While some of these scenarios are probably at least a bit more unlikely than others, I guess what matters most is that before we do anything–in terms of our running, in terms of our career aspirations, or hell, in terms of our relationships or families or whatever–there’s always that chance, that crazy possibility that something will go so profoundly and catastrophically wrong that it’ll make make us regret and resent the initial decision we made however long ago to go outside our comfort zone and try something new. Fear of failing is real, and profound, and scary, people.

To that chance though, to that chance that I might fail, or DNF, or DNS, or GMBAML (get mauled by a mountain lion, obvs), I say: fuck it. Life’s far too short and far too precious to stay comfortable and to grow complacent. It’s not until we get so far above and beyond and through (all the prepositions!) our comfort zones that we grow: as people, as members of society, as runners, as whatever. We don’t know what we don’t know, and we only learn by experiencing… by growing… and by exploring.

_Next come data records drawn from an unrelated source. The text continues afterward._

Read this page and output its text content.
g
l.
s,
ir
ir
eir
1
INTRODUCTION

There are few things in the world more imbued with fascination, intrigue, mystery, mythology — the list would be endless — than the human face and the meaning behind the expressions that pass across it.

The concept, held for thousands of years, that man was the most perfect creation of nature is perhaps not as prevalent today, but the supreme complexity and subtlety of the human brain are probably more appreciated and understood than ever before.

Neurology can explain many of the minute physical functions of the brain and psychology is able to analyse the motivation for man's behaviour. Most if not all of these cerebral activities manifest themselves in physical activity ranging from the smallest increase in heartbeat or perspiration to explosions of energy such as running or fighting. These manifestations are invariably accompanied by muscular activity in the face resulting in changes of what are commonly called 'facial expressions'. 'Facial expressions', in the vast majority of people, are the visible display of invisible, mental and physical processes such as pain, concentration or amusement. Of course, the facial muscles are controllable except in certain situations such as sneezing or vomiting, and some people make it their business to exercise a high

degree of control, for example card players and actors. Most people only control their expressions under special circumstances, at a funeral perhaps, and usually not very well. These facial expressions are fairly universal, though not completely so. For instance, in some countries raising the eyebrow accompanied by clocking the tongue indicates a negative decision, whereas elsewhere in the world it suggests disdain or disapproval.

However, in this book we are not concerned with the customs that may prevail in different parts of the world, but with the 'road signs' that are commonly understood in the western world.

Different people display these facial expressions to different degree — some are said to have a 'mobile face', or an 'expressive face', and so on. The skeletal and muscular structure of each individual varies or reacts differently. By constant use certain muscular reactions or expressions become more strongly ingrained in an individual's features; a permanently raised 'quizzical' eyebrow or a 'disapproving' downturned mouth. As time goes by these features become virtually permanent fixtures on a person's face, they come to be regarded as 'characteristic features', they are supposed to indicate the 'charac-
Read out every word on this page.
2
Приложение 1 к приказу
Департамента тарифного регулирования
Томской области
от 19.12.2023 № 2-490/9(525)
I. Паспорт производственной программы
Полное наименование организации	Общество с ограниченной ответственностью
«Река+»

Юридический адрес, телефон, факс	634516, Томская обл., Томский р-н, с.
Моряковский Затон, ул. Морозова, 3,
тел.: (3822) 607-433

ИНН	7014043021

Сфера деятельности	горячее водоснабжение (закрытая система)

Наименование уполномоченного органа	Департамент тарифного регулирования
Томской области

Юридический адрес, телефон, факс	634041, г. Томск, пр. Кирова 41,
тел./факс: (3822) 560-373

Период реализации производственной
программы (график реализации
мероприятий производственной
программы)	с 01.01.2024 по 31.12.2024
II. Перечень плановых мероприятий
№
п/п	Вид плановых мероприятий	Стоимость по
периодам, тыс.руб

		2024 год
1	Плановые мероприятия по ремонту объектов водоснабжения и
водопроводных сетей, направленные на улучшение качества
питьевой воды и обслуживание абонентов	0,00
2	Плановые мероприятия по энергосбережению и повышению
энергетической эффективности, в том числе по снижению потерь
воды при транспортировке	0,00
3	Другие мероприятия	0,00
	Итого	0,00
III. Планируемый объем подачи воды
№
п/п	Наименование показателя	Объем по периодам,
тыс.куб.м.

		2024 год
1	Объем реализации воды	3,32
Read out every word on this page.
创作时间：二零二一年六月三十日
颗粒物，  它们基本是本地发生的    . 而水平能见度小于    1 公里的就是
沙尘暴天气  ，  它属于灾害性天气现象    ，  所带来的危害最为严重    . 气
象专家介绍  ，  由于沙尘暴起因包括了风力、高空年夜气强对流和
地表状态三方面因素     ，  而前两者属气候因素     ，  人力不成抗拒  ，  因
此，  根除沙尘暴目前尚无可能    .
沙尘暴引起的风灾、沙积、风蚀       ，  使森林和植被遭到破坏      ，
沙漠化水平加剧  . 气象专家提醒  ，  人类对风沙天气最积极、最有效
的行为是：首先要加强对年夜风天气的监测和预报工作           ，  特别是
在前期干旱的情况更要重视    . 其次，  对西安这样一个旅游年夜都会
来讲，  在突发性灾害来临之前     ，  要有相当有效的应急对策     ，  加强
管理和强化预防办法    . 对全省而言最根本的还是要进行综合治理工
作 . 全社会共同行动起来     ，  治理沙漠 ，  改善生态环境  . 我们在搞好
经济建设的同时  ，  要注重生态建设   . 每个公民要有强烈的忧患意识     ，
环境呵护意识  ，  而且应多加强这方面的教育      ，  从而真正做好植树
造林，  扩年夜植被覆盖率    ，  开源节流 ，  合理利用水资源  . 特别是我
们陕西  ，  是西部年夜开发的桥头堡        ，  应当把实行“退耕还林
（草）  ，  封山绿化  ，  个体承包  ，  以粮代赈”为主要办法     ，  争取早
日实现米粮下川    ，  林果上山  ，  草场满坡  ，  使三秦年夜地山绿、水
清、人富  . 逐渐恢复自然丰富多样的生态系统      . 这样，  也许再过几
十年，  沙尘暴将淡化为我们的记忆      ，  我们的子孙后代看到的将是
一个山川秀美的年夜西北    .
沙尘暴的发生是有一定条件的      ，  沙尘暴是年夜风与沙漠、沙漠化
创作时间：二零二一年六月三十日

lots of ascending with @8hasin to get this high... something unattainable from my comfort zone down far below (cred: SB)
lots of ascending with @8hasin to get this high… something unattainable from my comfort zone down far below (cred: SB)

There’s always that chance of failing, but seriously, there’s always that chance of succeeding, too.

Besides, you never know what you’re going to find along the way.

like bliss.
like bliss.

all my love to our upcoming racers in Philly, Dallas, and CIM, as well to everyone else who’s finally saying ‘eff it’ and going after those crazy-ass goals… fear of failure be damned.